The Company hosted a conference call at 8:30 a.m. (Eastern) Tuesday, April 27, 2021, to review first quarter 2021 financial results. The audio webcast link, along with the corresponding presentation slides, will be available on the Company’s Event Calendar page at https://stockholderinfo.nbtbancorp.com/events-calendar/upcoming-events and will be archived for twelve months.

Corporate Overview

NBT Bancorp Inc. is a financial holding company headquartered in Norwich, NY, with total assets of $11.5 billion at March 31, 2021. The Company primarily operates through NBT Bank, N.A., a full-service community bank, and through two financial services companies. NBT Bank, N.A. has 141 banking locations in New York, Pennsylvania, Vermont, Massachusetts, New Hampshire and Maine, and is currently entering Connecticut. EPIC Retirement Plan Services, based in Rochester, NY, is a full-service 401(k) plan recordkeeping firm. NBT Insurance Agency, LLC, based in Norwich, NY, is a full-service insurance agency.

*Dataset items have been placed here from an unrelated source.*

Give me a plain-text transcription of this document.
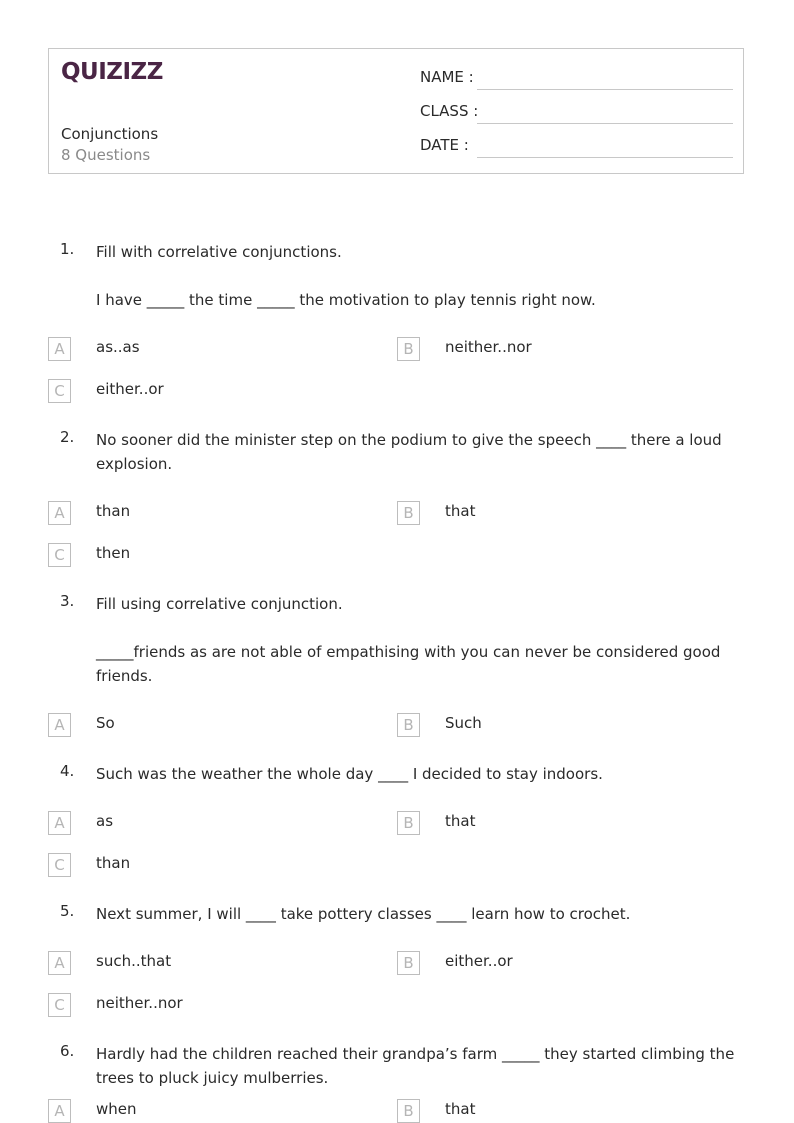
QUIZIZZ
Conjunctions
8 Questions
NAME :
CLASS :
DATE :
1. Fill with correlative conjunctions.

I have _____ the time _____ the motivation to play tennis right now.

A	as..as	B	neither..nor
C	either..or
2. No sooner did the minister step on the podium to give the speech ____ there a loud explosion.

A	than	B	that
C	then
3. Fill using correlative conjunction.

_____friends as are not able of empathising with you can never be considered good friends.

A	So	B	Such
4. Such was the weather the whole day ____ I decided to stay indoors.

A	as	B	that
C	than
5. Next summer, I will ____ take pottery classes ____ learn how to crochet.

A	such..that	B	either..or
C	neither..nor
6. Hardly had the children reached their grandpa’s farm _____ they started climbing the trees to pluck juicy mulberries.

A	when	B	that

More information about NBT and its divisions is available online at: www.nbtbancorp.com, www.nbtbank.com, www.epicrps.com and www.nbtinsurance.com.

Non-GAAP Measures

This press release contains financial information determined by methods other than in accordance with accounting principles generally accepted in the United States of America (“GAAP”). Where non-GAAP disclosures are used in this press release, the comparable GAAP measure, as well as a reconciliation to the comparable GAAP measure, is provided in the accompanying tables. Management believes that these non-GAAP measures provide useful information that is important to an understanding of the results of the Company’s core business as well as provide information standard in the financial institution industry. Non-GAAP measures should not be considered a substitute for financial measures determined in accordance with GAAP and investors should consider the Company’s performance and financial condition as reported under GAAP and all other relevant information when assessing the performance or financial condition of the Company. Amounts previously reported in the consolidated financial statements are reclassified whenever necessary to conform to current period presentation.